Two leading British pharmaceutical companies, GlaxoSmithKline and AstraZeneca, have created a task force aimed at dealing with the fallout of Brexit. Andrew Witty and Pascal Soriot – CEOs of GlaxoSmithKline and AstraZeneca, respectively – will be joined by British life science minister George Freeman, in solving the issues stemming from Britain’s decision to exit the EU.

As there is no precedent set for Britain’s move, the decision is expected to have far-reaching implications into many of the country’s industries. Britain’s pharmaceutical sector in particular, will face some major changes in the coming years, as the European Medicines Agency (EMA) will most likely need to relocate from their London headquarters.

Britain could face significant challenges in establishing its own regulatory framework for pharmaceutical and medical device approvals, once the Brexit is complete. The country has also become a major source of pharmaceutical research and development – the future of which could be in jeopardy without access to the vast EU market.

The newly-formed Life Sciences Steering Group will work to promote and maintain Britain’s position in the global pharmaceuticals space. Before the vote, the British pharmaceutical industry was strongly in favour of remaining within the EU.



“[The group] will allow industry and government to work closely together over the coming period, particularly on areas such as regulatory standards, trade and people as the UK prepares to negotiate with the EU,” said a GlaxoSmithKline spokesperson. “We are committed to securing outcomes that will enable our industry to continue to make an important contribution to health and wealth in the U.K. and Europe, and deliver continued benefit to patients.”

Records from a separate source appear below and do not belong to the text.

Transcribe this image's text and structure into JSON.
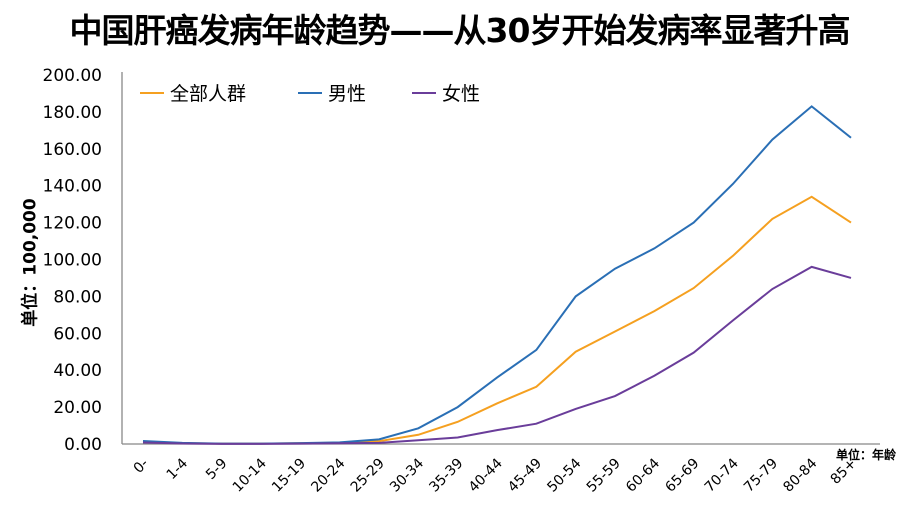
{
  "chart_data": {
    "type": "line",
    "title": "中国肝癌发病年龄趋势——从30岁开始发病率显著升高",
    "ylabel": "单位：100,000",
    "xunit": "单位：年龄",
    "ylim": [
      0,
      200
    ],
    "yticks": [
      "0.00",
      "20.00",
      "40.00",
      "60.00",
      "80.00",
      "100.00",
      "120.00",
      "140.00",
      "160.00",
      "180.00",
      "200.00"
    ],
    "grid": false,
    "legend": "top-left",
    "categories": [
      "0-",
      "1-4",
      "5-9",
      "10-14",
      "15-19",
      "20-24",
      "25-29",
      "30-34",
      "35-39",
      "40-44",
      "45-49",
      "50-54",
      "55-59",
      "60-64",
      "65-69",
      "70-74",
      "75-79",
      "80-84",
      "85+"
    ],
    "series": [
      {
        "name": "全部人群",
        "color": "#f5a020",
        "values": [
          1.2,
          0.4,
          0.2,
          0.2,
          0.4,
          0.7,
          1.5,
          5,
          12,
          22,
          31,
          50,
          61,
          72,
          84.5,
          102,
          122,
          134,
          120
        ]
      },
      {
        "name": "男性",
        "color": "#2a6fb5",
        "values": [
          1.6,
          0.6,
          0.2,
          0.2,
          0.5,
          0.9,
          2.5,
          8.5,
          20,
          36,
          51,
          80,
          95,
          106,
          120,
          141,
          165,
          183,
          166
        ]
      },
      {
        "name": "女性",
        "color": "#6a3d9a",
        "values": [
          0.8,
          0.3,
          0.1,
          0.1,
          0.2,
          0.4,
          0.6,
          2,
          3.5,
          7.5,
          11,
          19,
          26,
          37,
          49.5,
          67,
          84,
          96,
          90
        ]
      }
    ]
  }
}
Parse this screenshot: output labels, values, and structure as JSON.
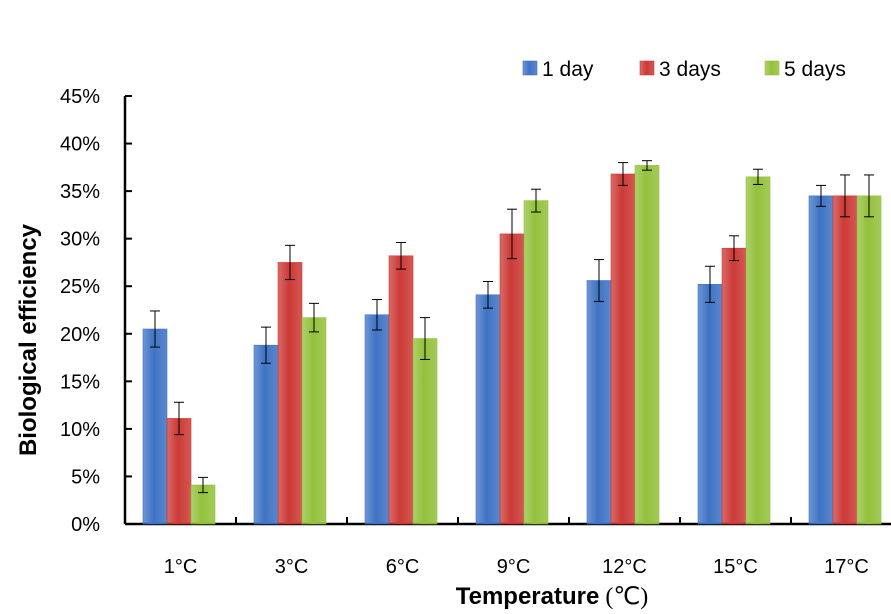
{
  "chart_data": {
    "type": "bar",
    "title": "",
    "xlabel": "Temperature",
    "xlabel_unit": "(℃)",
    "ylabel": "Biological efficiency",
    "ylim": [
      0,
      0.45
    ],
    "y_ticks": [
      "0%",
      "5%",
      "10%",
      "15%",
      "20%",
      "25%",
      "30%",
      "35%",
      "40%",
      "45%"
    ],
    "categories": [
      "1°C",
      "3°C",
      "6°C",
      "9°C",
      "12°C",
      "15°C",
      "17°C"
    ],
    "series": [
      {
        "name": "1 day",
        "color": "#3f73c4",
        "values": [
          0.205,
          0.188,
          0.22,
          0.241,
          0.256,
          0.252,
          0.345
        ],
        "errors": [
          0.019,
          0.019,
          0.016,
          0.014,
          0.022,
          0.019,
          0.011
        ]
      },
      {
        "name": "3 days",
        "color": "#cc3a36",
        "values": [
          0.111,
          0.275,
          0.282,
          0.305,
          0.368,
          0.29,
          0.345
        ],
        "errors": [
          0.017,
          0.018,
          0.014,
          0.026,
          0.012,
          0.013,
          0.022
        ]
      },
      {
        "name": "5 days",
        "color": "#93c13c",
        "values": [
          0.041,
          0.217,
          0.195,
          0.34,
          0.377,
          0.365,
          0.345
        ],
        "errors": [
          0.008,
          0.015,
          0.022,
          0.012,
          0.005,
          0.008,
          0.022
        ]
      }
    ],
    "legend_position": "top-right",
    "grid": false
  }
}
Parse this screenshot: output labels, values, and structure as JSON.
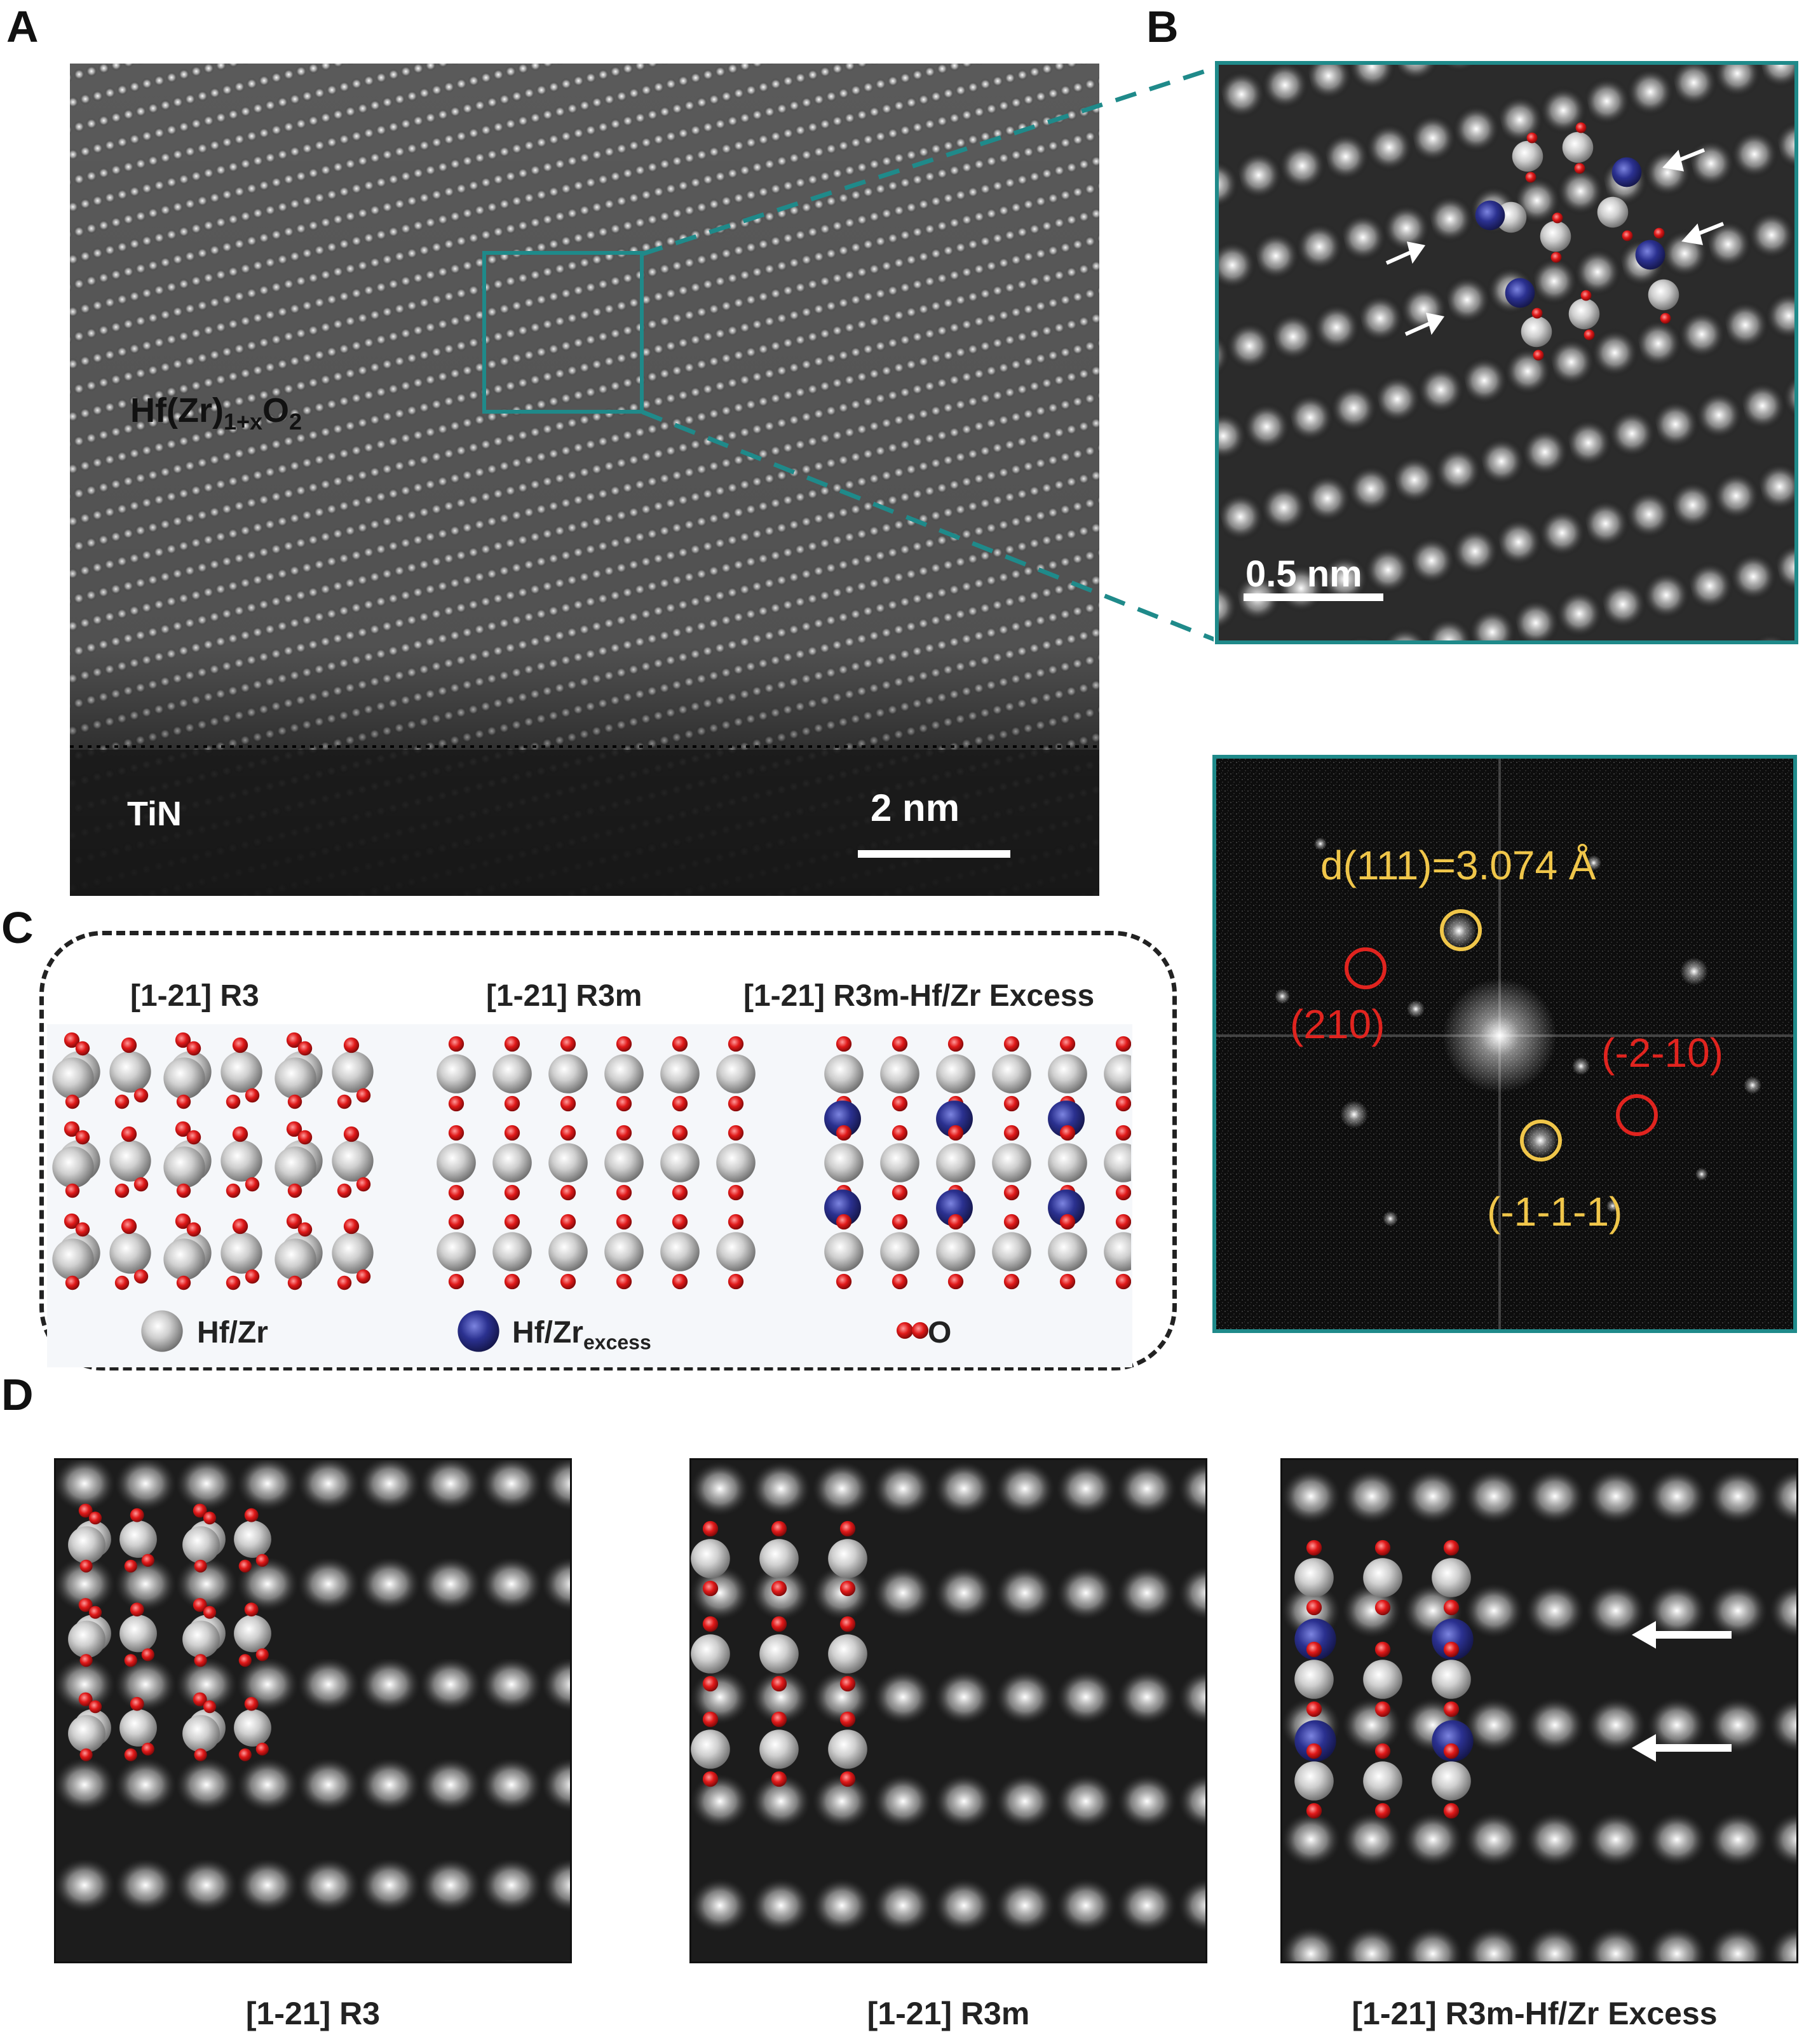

The UK has yet to officially begin the process of seceding from the EU, the rules of which are laid out in Article 50 of the Lisbon Treaty. “We believe that the UK remaining in the EU would be in the best interests of patients, our industry and our company, but we respect the democratic decision reached in this referendum,” said AstraZeneca.

According to the EMA, any decision to setup its head office outside of the UK would need to be agreed upon by all member states of the EU. Multiple countries – including France, Netherlands, Germany and Spain – have all made bids to host the regulatory authority in their capital cities.